- An activist group, Progress SA, has opposed the university's policy framework for decolonising the curriculum
- The group says the proposal would limit academic freedom
- Additionally, they say it will introduce a "colour bar" allowing only lecturers of certain races to teach certain subjects
Debate seems to be raging at UCT as the university reaches the final stages of its initiative to decolonise the curriculum.
This follows the emergence of a new student activist group, Progress SA, which has condemned the university's policy framework for changing the curriculum.
The group has divided people both on campus and off, with some claiming that it is protecting intellectual freedom, while others have dismissed it as a right-wing organisation.

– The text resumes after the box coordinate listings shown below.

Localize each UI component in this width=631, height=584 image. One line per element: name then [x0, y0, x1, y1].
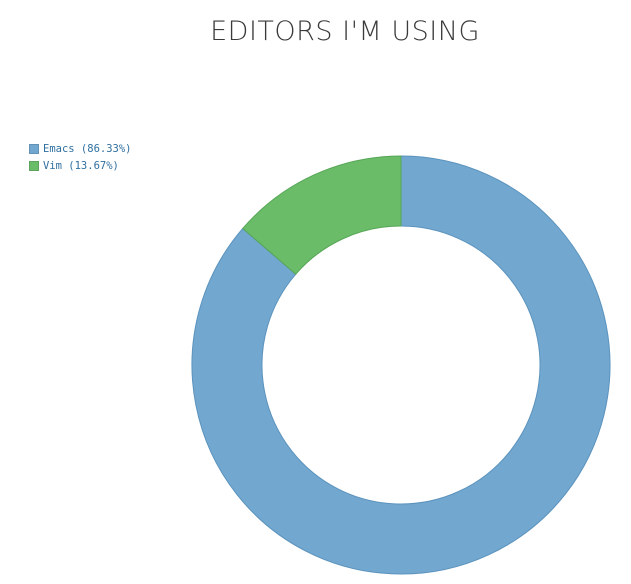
- legend: Emacs (86.33%) Vim (13.67%): [29, 140, 132, 174]
- legend-swatch-emacs: [29, 143, 39, 154]
- legend-item-emacs[interactable]: Emacs (86.33%): [29, 140, 132, 157]
- legend-swatch-vim: [29, 160, 39, 171]
- slice-emacs[interactable]: [191, 155, 611, 575]
- legend-label-vim: Vim (13.67%): [43, 159, 119, 172]
- legend-label-emacs: Emacs (86.33%): [43, 142, 132, 155]
- legend-item-vim[interactable]: Vim (13.67%): [29, 157, 132, 174]
- chart-title: EDITORS I'M USING: [210, 16, 480, 47]
- slice-vim[interactable]: [242, 155, 402, 275]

Progress SA published an extensive critique this week of the university's document regarding decolonisation of the curriculum, calling the document incomprehensible.
Additionally, the group says that, if implemented, the document will have negative effects on teaching at UCT. For example, they claim that it might mean that certain subjects and perspectives, like Darwin's theory of evolution, will be not be taught, on the justification that they represent a colonial worldview.
Progress SA has said this would limit intellectual freedom at the university.
Additionally, Progress SA has condemned what they see as the document's proposal to introduce a "colour bar" which would allow only lecturers of certain races to teach certain subjects, according to the Sunday Times.
Progress SA has also received criticism, however. Defenders of the university's framework say that the policy only aims at ensuring more diversity among teaching staff and the curriculum.